TRIBUNLAMPUNG.CO.ID, Medan - Calon istri anggota TNI, Pratu Farkhan Syauqi Marpaung menangis histeris setelah sang prajurit tewas diduga dianiaya seniornya saat bertugas di perbatasan Indonesia-Papua Nugini.
Diungkap orangtua Pratu Farkhan, Zakaria Marpaung anaknya telah berjanji kepada seorang wanita pujaan hatinya akan menikahinya seusai pulang dari Papua.
"Kami terkejut, saat dapat kabar meninggal itu, ada wanita datang memeluk foto dia. Rupanya teman dekatnya. Dibilangnya kalau mereka sudah mengikat janji akan menikah setelah pulang pamtas IND-PNG," ujar Zakaria Marpaung, dikutip dari TribunMedan, Jumat (2/1/2025).
Katanya, wanita itu menangis histeris didepan rumahnya sambil terisak memanggil nama Pratu Farkhan.
"Bang kenapa kau tinggalkan aku, dibilang wanita itu sambil memeluk foto anakku. Dibilangnya kalau mereka sudah berjanji akan menikah seusai pulang dari pamtas," ujarnya.
Ia juga mengaku, baru tau ternyata wanita tersebut ikut mengantar Pratu Farkhan di pelabuhan Aceh saat berangkat ke Papua.
"Aku baru tau, ternyata anak gadis ini juga datang ke Aceh saat melepas anakku di pelabuhan di Aceh," katanya sambil menitikkan air mata.
Pratu Farkhan Syauqi Marpaung merupakan anggota Batalyon Infanteri 113/Jaya Sakti Aceh. Bila melihat dari kepangkatannya, Pratu Farkhan Syauqi Marpaung ini kemungkinan lulus Sekolah Calon Tamtama (Secaba) sekitar 2023-2024.
Adapun Batalyon Infanteri 113/Jaya Sakti (Yonif 113/JS) tempat Pratu Farkhan Syauqi Marpaung berdinas, merupakan satuan militer TNI AD di bawah Kodam Iskandar Muda (Kodam IM) wilayah Aceh.
Kabar duka itu pertama kali diterima Zakaria dari sepupu korban.

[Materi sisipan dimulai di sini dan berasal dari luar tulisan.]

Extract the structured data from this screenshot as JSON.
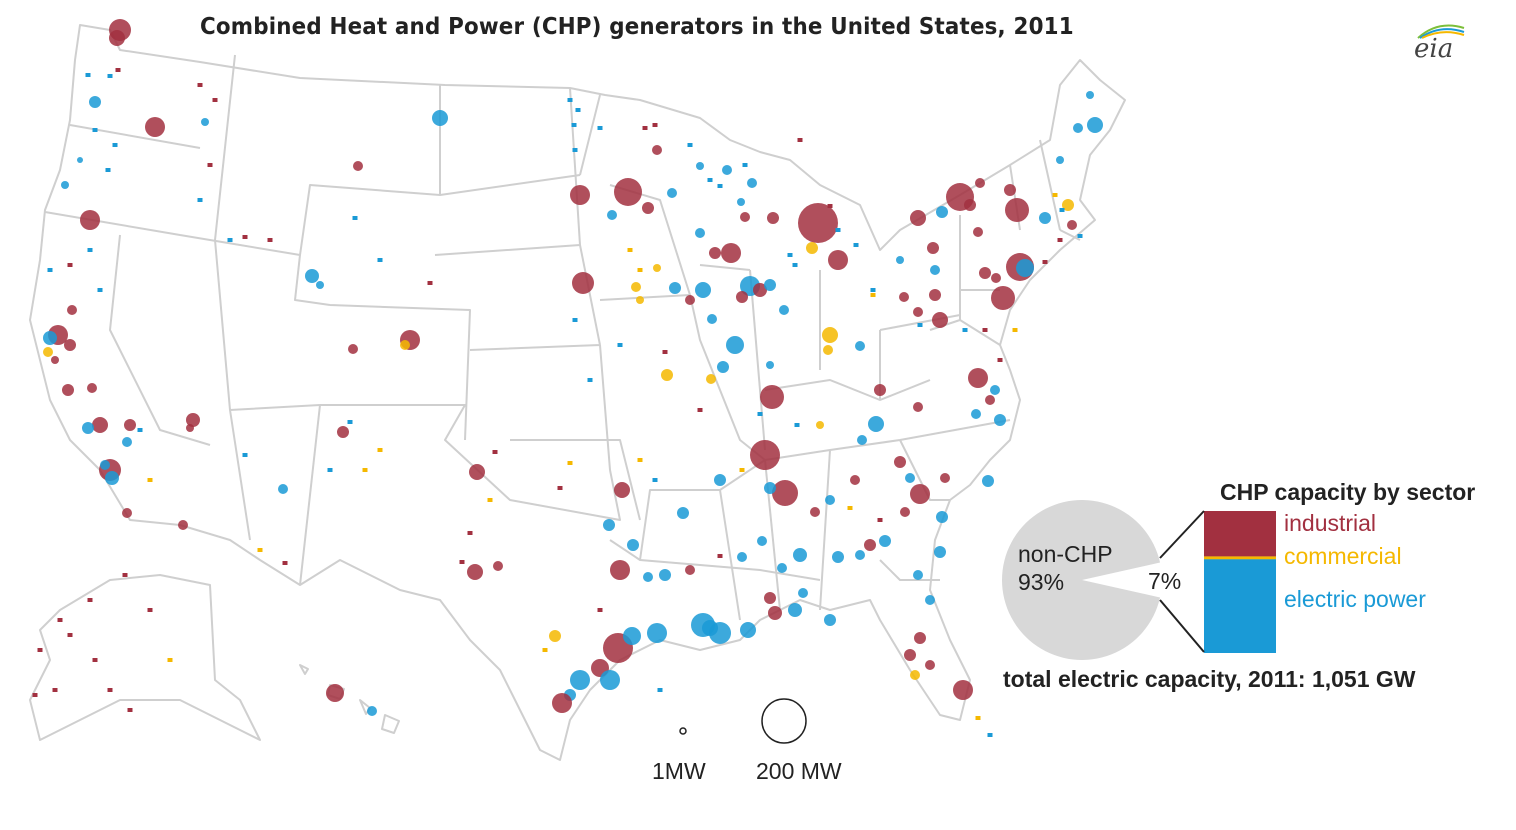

Ia diberi tahu bahwa anaknya sempat sakit dan menghangatkan badan di dekat perapian.
Tak lama kemudian, seorang senior berpangkat sersan datang menanyakan kondisi Pratu Farkhan.
"Kami dapat informasi dari sepupunya, anak kami ini sakit lalu menghangatkan badan didekat perapian, kemudian datang seniornya berpangkat sersan menanyakan, dibantunya untuk mengusulkan," jelas ayah korban, Zakaria Marpaung, Jumat (2/1/2026).
Namun situasi berubah. Menurut penuturan keluarga, datang senior lain berpangkat kopral yang kemudian diduga melakukan kekerasan.
Pratu Farkhan dipukul menggunakan ranting dan dipaksa melakukan sikap tobat.
"Setelah dia tunduk taubat, lalu dia ditendang, dia melawan. Aku bangga dengan anakku ini, dia berani melawan membela nyawanya didepan seniornya berpangkat kopral," kata Zakaria dengan suara bergetar.
Sebagai orang tua, Zakaria tak bisa menyembunyikan kekecewaannya. Ia menilai sesama prajurit TNI seharusnya saling menjaga, terlebih saat bertugas di wilayah rawan seperti Papua.
"Yang aku kecewakan anakku mati di tangan sesama TNI, bukan dipucuk senjata sparatis."
"Di bawah tangan dan kaki seorang Kopral TNI ini yang sangat kurang ajar. Tidak ada yang tidak tugas yang namanya ke Papua, mereka menyambung nyawa di sana," katanya.
Zakaria menyebut perbuatan tersebut tak bisa ditoleransi.
Alih-alih menjadi penguat dan pelindung bagi junior, senior justru diduga menjadi penyebab hilangnya nyawa anaknya.
"Belum kering makan Prada Lucky, kini masuk lagi makam Pratu Farkhan Syauqi Marpaung. Sampai kapan anak-anak ini gugur di tangan sesama seragam TNI," pungkasnya.